Alfaro-Lopez J, Yuan W, Phan B C, Kamath J, Lou Q, Lam K S, Hruby V J
Department of Chemistry, Arizona Cancer Center, University of Arizona, Tucson, Arizona 85721, USA.
J Med Chem. 1998 Jun 18;41(13):2252-60. doi: 10.1021/jm9707885.
On the basis of the efficient substrate for p60c-src protein tyrosine kinase (PTK) YIYGSFK-NH2 (1) (Km = 55 microM) obtained by combinatorial methods, we have designed and synthesized a series of conformationally and topographically constrained substrate-based peptide inhibitors of this enzyme, which showed IC50 values in the low-micromolar range (1-3 microM). A "rotamer scan" was performed by introducing the four stereoisomers of beta-Me(2')Nal in the postulated interaction site of the peptide inhibitor 23(IC50 = 1.6 microM). This substitution led to selective and potent inhibitors of p60c-src PTK; however, no substantial difference in potency was observed among them. This and the results of the "stereochemical scan" performed at residues 2 and 7 of 3 (peptides 19-21), which form the disulfide bond, may suggest that the enzyme active site does not have rigid topographic requirements and thus is able to achieve important conformational changes to bind the ligand as long as the pharmacophore pattern in the inhibitor is conserved. Two new potent iodo-containing nonphosphorylatable tyrosine analogues were also incorporated into our lead inhibitory sequence 23, producing the most potent inhibitors for p60c-src PTK identified thus far in our studies. Compounds 29 and 30 exhibit IC50 values of 0.13 and 0.54 microM, respectively. Peptide 29 is 420-fold more potent than the parent peptide 1. Selectivity studies of peptides 23-30 toward p60c-src, Lyn, and Lck PTK showed in general high Lyn/Src and moderate Lck/Src selectivity ratios. We found that the chi1 space constraints of the specialized amino acids, introduced at position 3 of the peptide lead 23, were not as important as the configuration of the Calpha of that residue to recognize the subtle chemical environment surrounding the active site of Src and Lck PTK, as reflected on the obtained Lck/Src selectivity ratios.
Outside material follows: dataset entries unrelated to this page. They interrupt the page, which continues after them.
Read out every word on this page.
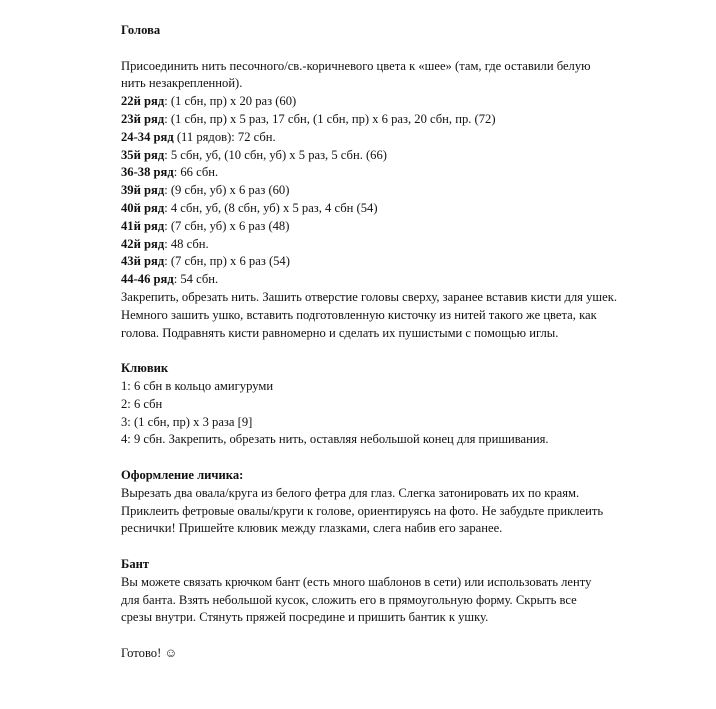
Голова

Присоединить нить песочного/св.-коричневого цвета к «шее» (там, где оставили белую нить незакрепленной).

22й ряд: (1 сбн, пр) х 20 раз (60)

23й ряд: (1 сбн, пр) х 5 раз, 17 сбн, (1 сбн, пр) х 6 раз, 20 сбн, пр. (72)

24-34 ряд (11 рядов): 72 сбн.

35й ряд: 5 сбн, уб, (10 сбн, уб) х 5 раз, 5 сбн. (66)

36-38 ряд: 66 сбн.

39й ряд: (9 сбн, уб) х 6 раз (60)

40й ряд: 4 сбн, уб, (8 сбн, уб) х 5 раз, 4 сбн (54)

41й ряд: (7 сбн, уб) х 6 раз (48)

42й ряд: 48 сбн.

43й ряд: (7 сбн, пр) х 6 раз (54)

44-46 ряд: 54 сбн.

Закрепить, обрезать нить. Зашить отверстие головы сверху, заранее вставив кисти для ушек. Немного зашить ушко, вставить подготовленную кисточку из нитей такого же цвета, как голова. Подравнять кисти равномерно и сделать их пушистыми с помощью иглы.

Клювик

1: 6 сбн в кольцо амигуруми

2: 6 сбн

3: (1 сбн, пр) х 3 раза [9]

4: 9 сбн. Закрепить, обрезать нить, оставляя небольшой конец для пришивания.

Оформление личика:

Вырезать два овала/круга из белого фетра для глаз. Слегка затонировать их по краям. Приклеить фетровые овалы/круги к голове, ориентируясь на фото. Не забудьте приклеить реснички! Пришейте клювик между глазками, слега набив его заранее.

Бант

Вы можете связать крючком бант (есть много шаблонов в сети) или использовать ленту для банта. Взять небольшой кусок, сложить его в прямоугольную форму. Скрыть все срезы внутри. Стянуть пряжей посредине и пришить бантик к ушку.

Готово! ☺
基于通过组合方法获得的p60c-src蛋白酪氨酸激酶(PTK)的有效底物YIYGSFK-NH2(1)(Km = 55 microM),我们设计并合成了一系列该酶的基于底物的构象和拓扑受限肽抑制剂,其IC50值在低微摩尔范围内(1-3 microM)。通过在肽抑制剂23(IC50 = 1.6 microM)的假定相互作用位点引入β-Me(2')Nal的四种立体异构体进行了“旋转异构体扫描”。这种取代产生了p60c-src PTK的选择性和强效抑制剂;然而,在它们之间未观察到效力上的实质性差异。这以及在形成二硫键的3的第2和7位残基(肽19-21)进行的“立体化学扫描”结果可能表明,酶活性位点没有严格的拓扑要求,因此只要抑制剂中的药效团模式得以保留,就能够实现重要的构象变化以结合配体。两种新的含碘强效非磷酸化酪氨酸类似物也被纳入我们的先导抑制序列23,产生了我们研究中迄今为止鉴定出的最有效的p60c-src PTK抑制剂。化合物29和30的IC50值分别为0.13和0.54 microM。肽29比母体肽1强420倍。对肽23-30对p60c-src、Lyn和Lck PTK的选择性研究总体上显示出高Lyn/Src和中等Lck/Src选择性比率。我们发现,在肽先导23的第3位引入的特殊氨基酸的chi1空间限制,不如该残基的Cα构型对识别Src和Lck PTK活性位点周围微妙化学环境重要,这反映在获得的Lck/Src选择性比率上。